In epidemiologic studies of the association between exposure and disease, misclassification of exposure is common and known to induce bias in the effect estimates. The nature of the bias is difficult to foretell. For this purpose, we present a simple method to assess the bias in Poisson regression coefficients for a categorical exposure variable subject to misclassification. We derive expressions for the category specific coefficients from the regression on the error-prone exposure (naive coefficients) in terms of the coefficients from the regression on the true exposure (true coefficients). These expressions are similar for crude and adjusted models, if we assume that the covariates are measured without error and that it is independence between the misclassification probabilities and covariate values. We find that the bias in the naive coefficient for one category of the exposure variable depends on all true category specific coefficients weighted by misclassification probabilities. On the other hand, misclassification of an exposure variable does not induce bias in the estimates of the coefficients of the (perfectly measured) covariates. Similarities with linear regression models are pointed out. For selected scenarios of true exposure-disease associations and selected patterns of misclassification, we illustrate the inconsistency in naive Poisson regression coefficients and show that it can be difficult to intuitively characterize the nature of the bias. Both the magnitude and the direction of the bias may vary between categories of an exposure variable.
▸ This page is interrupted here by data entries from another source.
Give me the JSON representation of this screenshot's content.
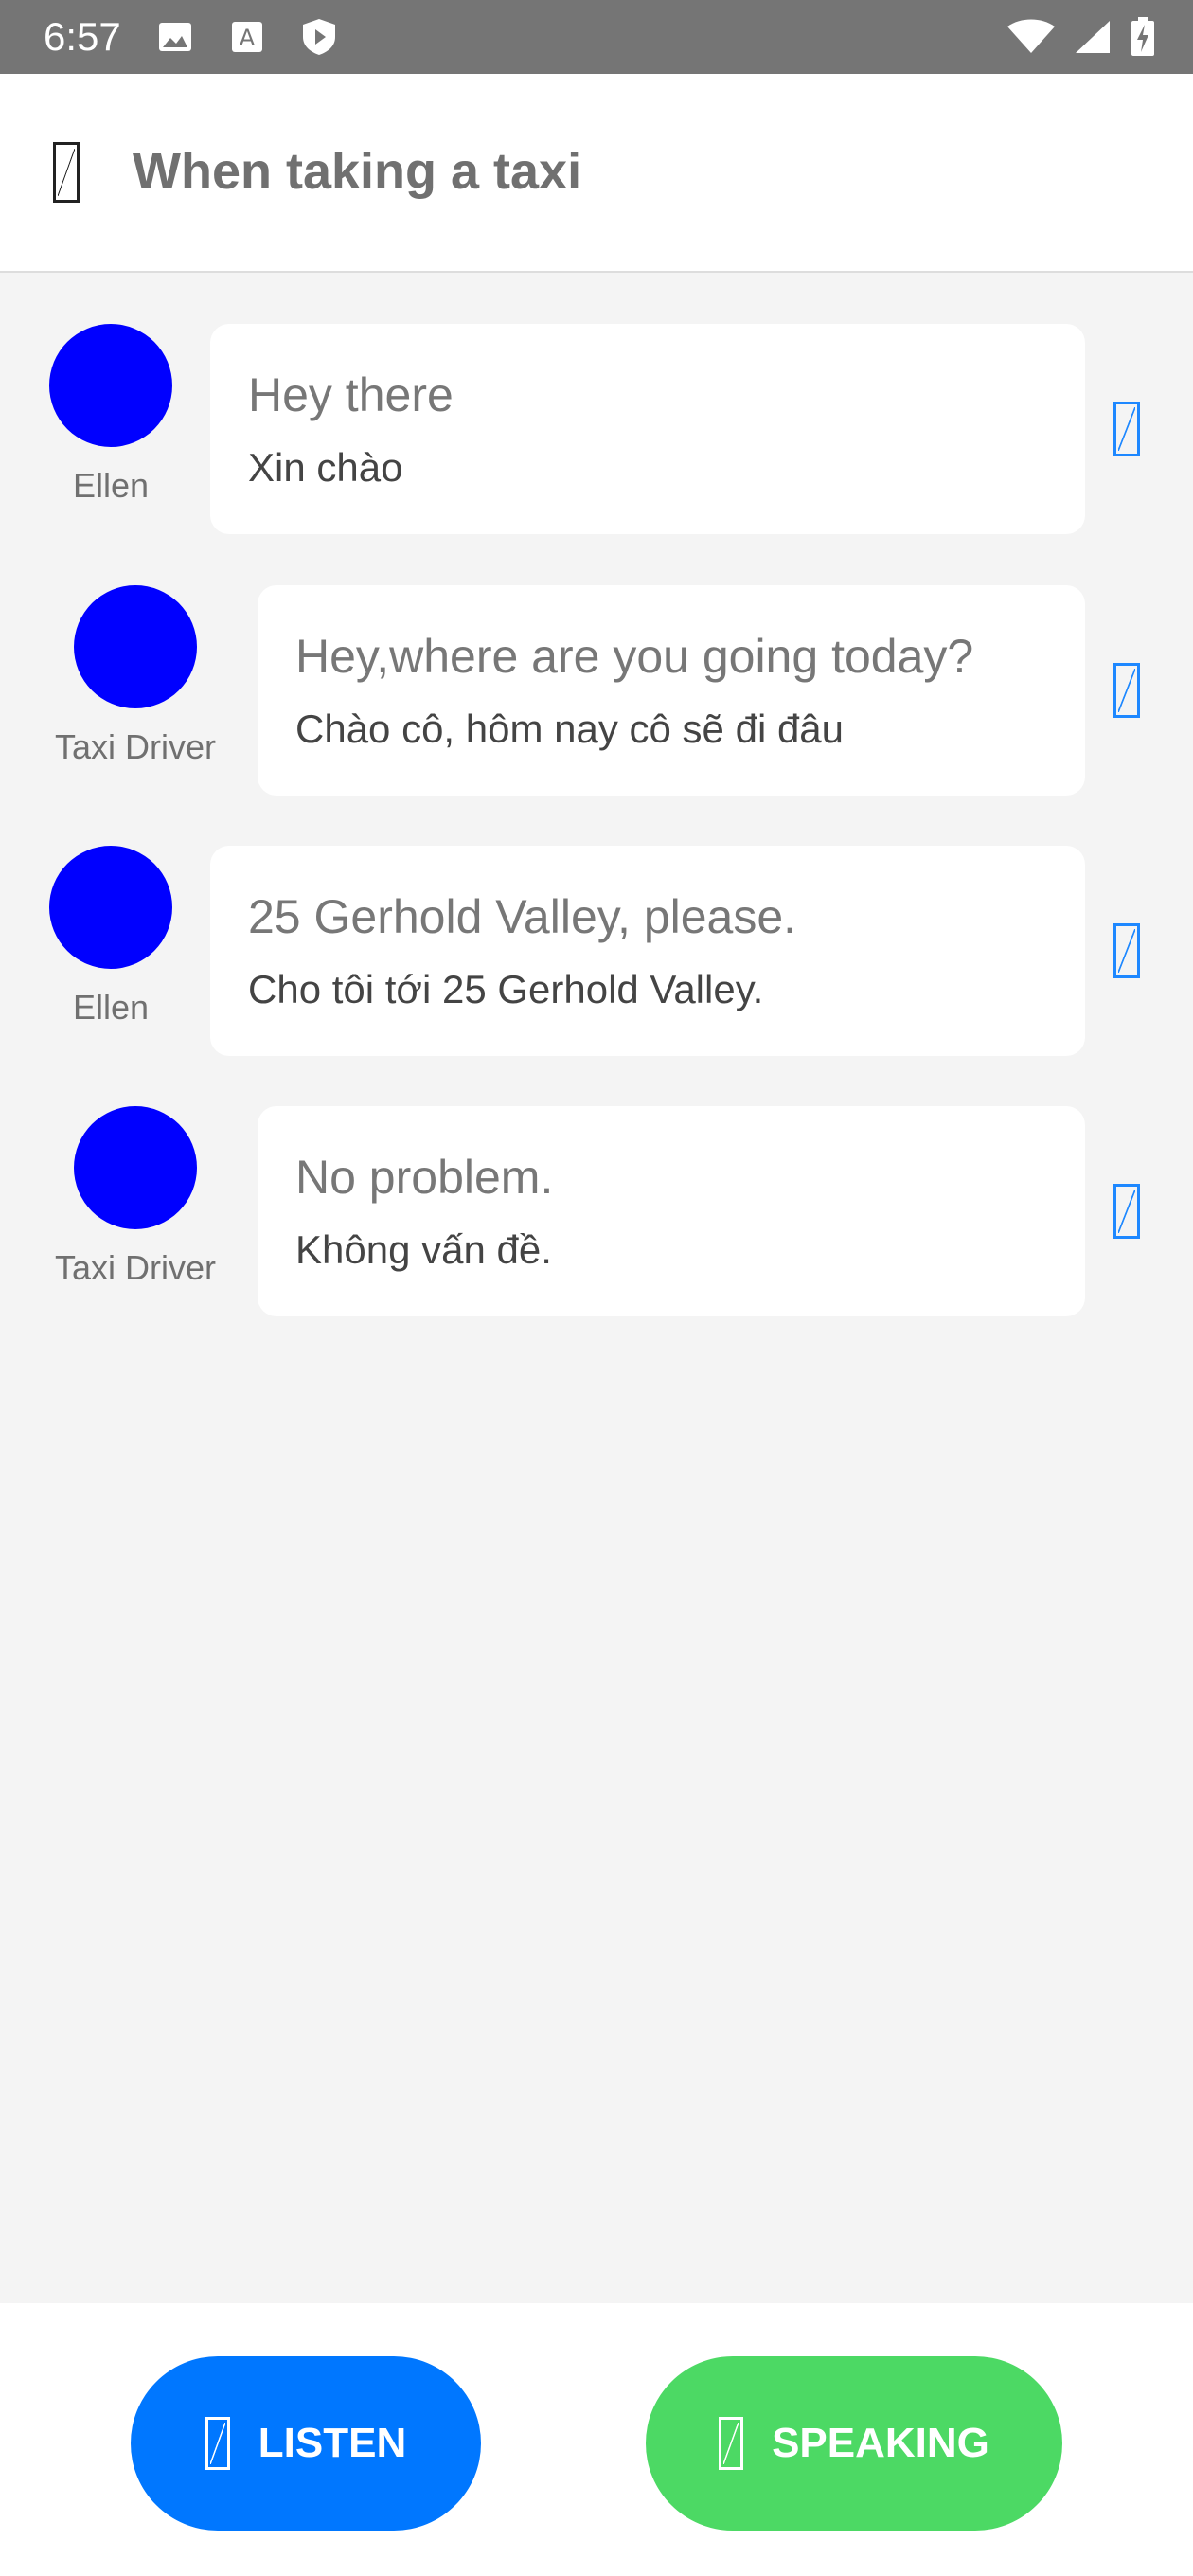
{
  "status_bar": {
    "time": "6:57",
    "icons_left": [
      "image-icon",
      "keyboard-a-icon",
      "shield-play-icon"
    ],
    "icons_right": [
      "wifi-icon",
      "cell-signal-icon",
      "battery-charging-icon"
    ]
  },
  "app_bar": {
    "back_icon": "back-icon",
    "title": "When taking a taxi"
  },
  "conversation": [
    {
      "speaker": "Ellen",
      "english": "Hey there",
      "vietnamese": "Xin chào"
    },
    {
      "speaker": "Taxi Driver",
      "english": "Hey,where are you going today?",
      "vietnamese": "Chào cô, hôm nay cô sẽ đi đâu"
    },
    {
      "speaker": "Ellen",
      "english": "25 Gerhold Valley, please.",
      "vietnamese": "Cho tôi tới 25 Gerhold Valley."
    },
    {
      "speaker": "Taxi Driver",
      "english": "No problem.",
      "vietnamese": "Không vấn đề."
    }
  ],
  "bottom_bar": {
    "listen_label": "LISTEN",
    "speaking_label": "SPEAKING"
  },
  "colors": {
    "status_bar": "#757575",
    "avatar": "#0000ff",
    "listen_button": "#0077ff",
    "speaking_button": "#4cd964",
    "speaker_icon": "#1e88ff"
  }
}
在暴露与疾病关联的流行病学研究中,暴露的错误分类很常见,并且已知会在效应估计中导致偏差。偏差的性质很难预测。为此,我们提出一种简单方法,用于评估存在错误分类的分类暴露变量在泊松回归系数中的偏差。我们根据真实暴露回归(真实系数)中的系数,从易出错暴露回归(朴素系数)中推导出类别特定系数的表达式。如果我们假设协变量的测量没有误差,并且错误分类概率与协变量值之间相互独立,那么这些表达式在粗模型和调整模型中是相似的。我们发现,暴露变量某一类别朴素系数中的偏差取决于所有按错误分类概率加权的真实类别特定系数。另一方面,暴露变量的错误分类不会在(测量无误的)协变量系数估计中导致偏差。文中指出了与线性回归模型的相似之处。对于真实暴露 - 疾病关联的选定场景和选定的错误分类模式,我们说明了朴素泊松回归系数中的不一致性,并表明很难直观地描述偏差的性质。偏差的大小和方向在暴露变量的不同类别之间可能会有所不同。